Phillis Wheatley: Poems

Legacy and honors

Phyllis Wheatley YWCA in the Shaw neighborhood of Washington, D.C.

With the 1773 publication of Wheatley's book Poems on Various Subjects, she "became the most famous African on the face of the earth."[47] Voltaire stated in a letter to a friend that Wheatley had proved that black people could write poetry. John Paul Jones asked a fellow officer to deliver some of his personal writings to "Phillis the African favorite of the Nine (muses) and Apollo."[47] She was honored by many of America's founding fathers, including George Washington, who wrote to her (after she wrote a poem in his honor) that "the style and manner [of your poetry] exhibit a striking proof of your great poetical Talents."[48]

Critics consider her work fundamental to the genre of African-American literature,[2] and she is honored as the first African-American woman to publish a book of poetry and the first to make a living from her writing.[49]

  • In 2002, the scholar Molefi Kete Asante listed Phillis Wheatley as one of his 100 Greatest African Americans.[50]
  • Wheatley is featured, along with Abigail Adams and Lucy Stone, in the Boston Women's Memorial, a 2003 sculpture on Commonwealth Avenue in Boston, Massachusetts.
  • In 2012, Robert Morris University named the new building for their School of Communications and Information Sciences after Phillis Wheatley.[51]
  • Wheatley Hall at UMass Boston is named for Phillis Wheatley.[52]

In 1892 a Phyllis Wheatley Circle was formed in Greenville, Mississippi.[53]: 72  and in 1896 the Phyllis Wheatley Circle.[53]: 108 

She is commemorated on the Boston Women's Heritage Trail.[54] The Phyllis Wheatley YWCA in Washington, D.C., and the Phillis Wheatley High School in Houston, Texas, are named for her, as are the Phyllis Wheatley School in Apopka, Florida, and the historic Phillis Wheatley School in Jensen Beach, Florida, now the oldest building on the campus of American Legion Post 126 (Jensen Beach, Florida). A branch of the Richland County Library in Columbia, South Carolina, which offered the first library services to black citizens, is named for her. A branch of the Rochester Public Library system in Rochester, New York was named for her when it was built in 1971.[55] Phillis Wheatley Elementary School, New Orleans, opened in 1954 in Tremé, one of the oldest African-American neighborhoods in the US. The Phillis Wheatley Community Center opened in 1920 in Greenville, South Carolina, and in 1924 (spelled "Phyllis") in Minneapolis, Minnesota.[56][57]

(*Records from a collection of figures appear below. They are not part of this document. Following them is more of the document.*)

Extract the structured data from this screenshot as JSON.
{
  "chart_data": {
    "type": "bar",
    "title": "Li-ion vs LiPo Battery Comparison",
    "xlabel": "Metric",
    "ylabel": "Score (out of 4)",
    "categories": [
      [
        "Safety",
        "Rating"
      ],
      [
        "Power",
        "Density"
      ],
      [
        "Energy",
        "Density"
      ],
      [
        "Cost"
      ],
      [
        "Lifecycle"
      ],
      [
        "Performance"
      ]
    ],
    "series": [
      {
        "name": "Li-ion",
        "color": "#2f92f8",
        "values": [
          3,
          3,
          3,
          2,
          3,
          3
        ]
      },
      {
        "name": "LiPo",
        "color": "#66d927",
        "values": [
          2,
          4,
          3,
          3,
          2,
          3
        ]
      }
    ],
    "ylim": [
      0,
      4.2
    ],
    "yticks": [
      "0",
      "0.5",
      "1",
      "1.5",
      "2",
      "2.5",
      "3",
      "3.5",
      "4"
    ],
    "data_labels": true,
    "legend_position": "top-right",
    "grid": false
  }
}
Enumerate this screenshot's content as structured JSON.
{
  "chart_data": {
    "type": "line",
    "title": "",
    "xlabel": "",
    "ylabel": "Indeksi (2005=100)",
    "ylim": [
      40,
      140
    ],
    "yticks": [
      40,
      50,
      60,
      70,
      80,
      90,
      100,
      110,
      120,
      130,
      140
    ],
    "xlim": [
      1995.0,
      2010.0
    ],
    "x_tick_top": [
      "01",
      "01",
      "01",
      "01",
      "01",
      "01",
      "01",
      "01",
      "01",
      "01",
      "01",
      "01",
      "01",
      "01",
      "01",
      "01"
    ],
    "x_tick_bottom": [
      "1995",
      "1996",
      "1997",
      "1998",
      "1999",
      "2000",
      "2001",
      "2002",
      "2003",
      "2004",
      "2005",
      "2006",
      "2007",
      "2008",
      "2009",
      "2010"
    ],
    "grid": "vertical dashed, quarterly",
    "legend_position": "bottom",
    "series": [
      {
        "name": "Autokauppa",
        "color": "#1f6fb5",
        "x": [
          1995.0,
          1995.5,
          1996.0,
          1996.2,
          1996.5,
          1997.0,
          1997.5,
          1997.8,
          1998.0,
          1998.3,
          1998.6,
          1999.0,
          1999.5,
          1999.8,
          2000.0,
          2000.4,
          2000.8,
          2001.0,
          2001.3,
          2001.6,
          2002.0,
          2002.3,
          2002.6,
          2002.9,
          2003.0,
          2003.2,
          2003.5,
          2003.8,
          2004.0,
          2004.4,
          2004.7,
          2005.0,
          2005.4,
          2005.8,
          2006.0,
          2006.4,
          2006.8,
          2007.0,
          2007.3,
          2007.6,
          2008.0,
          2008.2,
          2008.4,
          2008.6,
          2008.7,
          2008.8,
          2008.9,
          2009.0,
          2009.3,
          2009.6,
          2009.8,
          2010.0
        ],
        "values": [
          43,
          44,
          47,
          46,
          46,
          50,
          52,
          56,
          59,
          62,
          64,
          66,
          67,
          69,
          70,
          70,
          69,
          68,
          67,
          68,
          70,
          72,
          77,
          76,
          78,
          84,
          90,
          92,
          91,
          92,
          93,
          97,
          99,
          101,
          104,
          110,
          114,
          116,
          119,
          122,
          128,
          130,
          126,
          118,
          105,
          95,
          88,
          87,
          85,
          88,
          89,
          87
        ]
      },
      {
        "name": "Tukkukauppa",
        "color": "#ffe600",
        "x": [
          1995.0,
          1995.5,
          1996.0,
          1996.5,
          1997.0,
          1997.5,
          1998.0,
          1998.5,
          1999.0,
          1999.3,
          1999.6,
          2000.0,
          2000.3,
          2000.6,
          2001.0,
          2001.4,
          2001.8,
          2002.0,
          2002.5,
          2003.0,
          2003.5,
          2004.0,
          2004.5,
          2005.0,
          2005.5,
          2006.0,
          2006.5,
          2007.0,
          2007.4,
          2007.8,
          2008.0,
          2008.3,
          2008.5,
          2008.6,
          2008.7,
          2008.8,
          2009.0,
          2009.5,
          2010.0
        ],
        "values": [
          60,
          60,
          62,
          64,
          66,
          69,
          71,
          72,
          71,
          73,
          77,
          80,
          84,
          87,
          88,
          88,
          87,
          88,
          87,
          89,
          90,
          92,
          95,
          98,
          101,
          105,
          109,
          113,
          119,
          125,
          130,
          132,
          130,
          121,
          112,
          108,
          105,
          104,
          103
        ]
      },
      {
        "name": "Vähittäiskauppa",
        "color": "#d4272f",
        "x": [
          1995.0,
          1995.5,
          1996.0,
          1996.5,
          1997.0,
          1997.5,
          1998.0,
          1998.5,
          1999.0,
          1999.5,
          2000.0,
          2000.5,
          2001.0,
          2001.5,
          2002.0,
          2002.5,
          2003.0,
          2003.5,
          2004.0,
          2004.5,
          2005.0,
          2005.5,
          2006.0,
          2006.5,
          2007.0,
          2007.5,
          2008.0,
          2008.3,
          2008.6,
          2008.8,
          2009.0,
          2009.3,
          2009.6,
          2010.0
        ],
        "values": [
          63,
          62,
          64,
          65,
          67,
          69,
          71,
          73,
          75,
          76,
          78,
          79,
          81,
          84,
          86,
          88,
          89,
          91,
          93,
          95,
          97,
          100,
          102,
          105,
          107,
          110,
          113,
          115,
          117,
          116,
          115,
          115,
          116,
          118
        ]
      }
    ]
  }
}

On July 16, 2019, at the London site where A. Bell Booksellers published Wheatley's first book in September 1773 (8 Aldgate, now the location of the Dorsett City Hotel), the unveiling took place of a commemorative blue plaque honoring her, organized by the Nubian Jak Community Trust and Black History Walks.[58][59]

Wheatley is the subject of a project and play by British-Nigerian writer Ade Solanke entitled Phillis in London, which was showcased at the Greenwich Book Festival in June 2018.[60] A 90-minute play by Solanke titled Phillis in Boston was presented at the Old South Meeting House in November 2023.[61]

A 30-item collection of material related to Wheatley, including publications from her lifetime containing poems by her, was acquired by the Smithsonian's National Museum of African American History and Culture in 2023.[62]